Everything is Continuous

# The pain

As the Ops team grew and Devs teams grew, it became a recurrent task to be asked by the Ops team to test infrastructural changes.

This didn’t use to be a problem, the teams were smaller, we had less features and the infrastructure was much simpler but they became a blocker for both teams as they have to be working simultaneously on the same task.

Even though we have Unit Tests, Integration Tests, Acceptance Tests and Smoke Tests and they run every time there is a new build (Continuous Integration) we feel the pain of infrastructural changes as these tests are not run for every change done by the Ops team.

Also, Ops working with every single Dev team made the problem even more serious with Dev teams becoming blocked due to the infrastructural work of other Dev teams which might not be related as well as Ops being used as a shared resource.

Even when both teams are synced to test a change there isn’t the knowledge on the Ops side to know how much testing is enough. This is due to the fast pace of development and Ops needing to be up to date with the knowledge of how the features work - this is a nice problem to have but needs to be solved.

Metaphorical wall between devs and ops..

Metaphorical wall between devs and ops..

# Our idea

In a perfect scenario we would have enough people on the Ops side so that they can run side by side with Dev and be up to date with feature changes but that doesn’t happen and we can’t expect Ops to know every single feature and application. So a second option is making this as automated as possible to make problems be caught fast as they do on the Dev side but without having Ops do extra work.

Our solution for this was adding infrastructure to the continous delivery system but as we don’t need to know when these changes are done we use an active wait to run the necessary tests.

TL;DR: We made Smoke tests more concise, running continuously over fixed periods of time and easily accessible by everyone.


Make it visible as fast as possible

How we got there

A common scenario to test infrastructure would be running Smoke Tests to make sure the end to end path for a feature works. In my current team, it would be something like Downloading a music album or Streaming a track.

Reviewing the current tests there were some issues trying to simplify and slim down the tests:

Large number of Smoke tests - Might be a smell that the application is trying to do too much and it will also slow down the overall time to assess the state of the application.
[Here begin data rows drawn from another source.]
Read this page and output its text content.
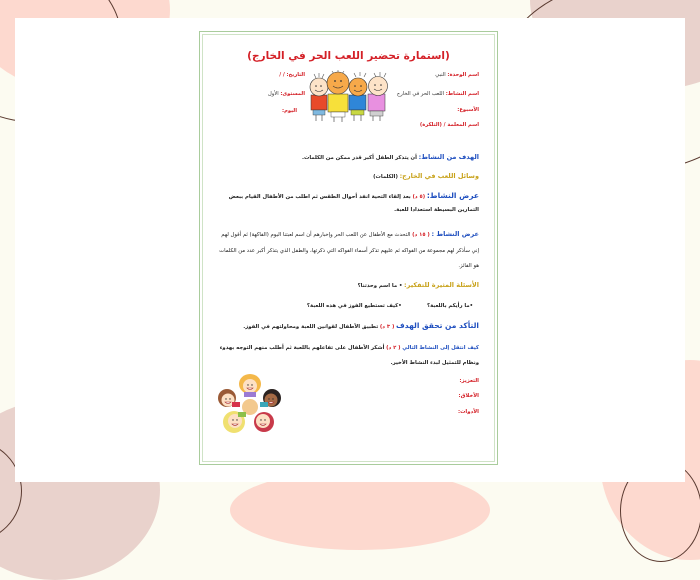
(استمارة تحضير اللعب الحر في الخارج)
اسم الوحدة: النبي
اسم النشاط: اللعب الحر في الخارج
الأسبوع:
اسم المعلمة / (التلكرة)
التاريخ: / /
المستوى: الأول
اليوم:
الهدف من النشاط: أن يتذكر الطفل أكبر قدر ممكن من الكلمات.
وسائل اللعب في الخارج: (الكلمات)
عرض النشاط: (٥ د) بعد إلقاء التحية انفذ أحوال الطقس ثم اطلب من الأطفال القيام ببعض التمارين البسيطة استعدادا للعبة.
عرض النشاط : ( ١٥ د) التحدث مع الأطفال عن اللعب الحر وإخبارهم أن اسم لعبتنا اليوم (الفاكهة) ثم أقول لهم إني سأذكر لهم مجموعة من الفواكه ثم عليهم تذكر أسماء الفواكه التي ذكرتها، والطفل الذي يتذكر أكبر عدد من الكلمات هو الفائز.
الأسئلة المثيرة للتفكير: • ما اسم وحدتنا؟
•ما رأيكم باللعبة؟  •كيف تستطيع الفوز في هذه اللعبة؟
التأكد من تحقق الهدف ( ٣ د) تطبيق الأطفال لقوانين اللعبة ومحاولتهم في الفوز.
كيف انتقل إلى النشاط التالي ( ٢ د) أشكر الأطفال على تفاعلهم باللعبة ثم أطلب منهم التوجه بهدوء ونظام للتمثيل لبدء النشاط الأخير.
التعزيز:
الأخلاق:
الأدوات:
Ambiguity between Smoke tests and Acceptance tests - a Smoke test is a feature/edge case with a happy path. In my opinion, a Smoke test is a specific type of Acceptance test. Smoke tests shouldn’t do tests for parameter validation, missing data or other types of test that require very specific set-up. Even worse, having a specific set-up for Production Smoke tests means we’ll have static test data as we don’t want dynamic test set-ups in that environment.

Slowness to test - If we already have Smoke tests down to a minimum but running the suite still feels slower than it should then maybe it is a performance issue. Is the performance being tracked?

Using Continuous Integration software for Smoke tests means that Ops has to use yet another tool. They should be able to have information about the state of an application without needing to go to the team.

Configuration is within the application - It is not obvious that if an application’s stack is changed that we can try to Smoke test that variation without a new build.

Status of Ops changes is not visible - Until an environment’s Acceptance and Smoke tests are run, there is no information about external changes. This actually makes us lose the advantages of Continuous Integration and move closer to the concept of a Nightly Build…


Measure it before changing it

Some simple steps that are being done to try and fix it:

Review all Acceptance and Smoke tests to make sure they don’t overlap and that only essential Smoke tests are being performed.

Host information should be available in the runner so new variations can be tested within minutes. This also makes a case for keeping configuration outside a build.

Continuous run of Smoke tests in every environment including Production - it would be useful to know when a specific path breaks while working, giving all teams information about the stack as a whole.

Visibility of Smoke tests results - Moving closer to the concept of a status dashboard, the smoke tests should be able to be checked through an API and screen by all teams.

The increasing number of metrics being kept - Measuring API responses and number of errors will provide more information about response times, error baselines and more.


David Bowie knows about changes

What we have so far:

Ops changes can be more aggressive, they don’t have to wait and we’re not afraid to fail as this is done quickly and very early in the infrastructure.

This isn’t new but it was good to bridge concepts from the Dev team into the whole of the stack and it has allowed us to move faster to bring more servers up and add new tools without hurting current infrastructural dependencies.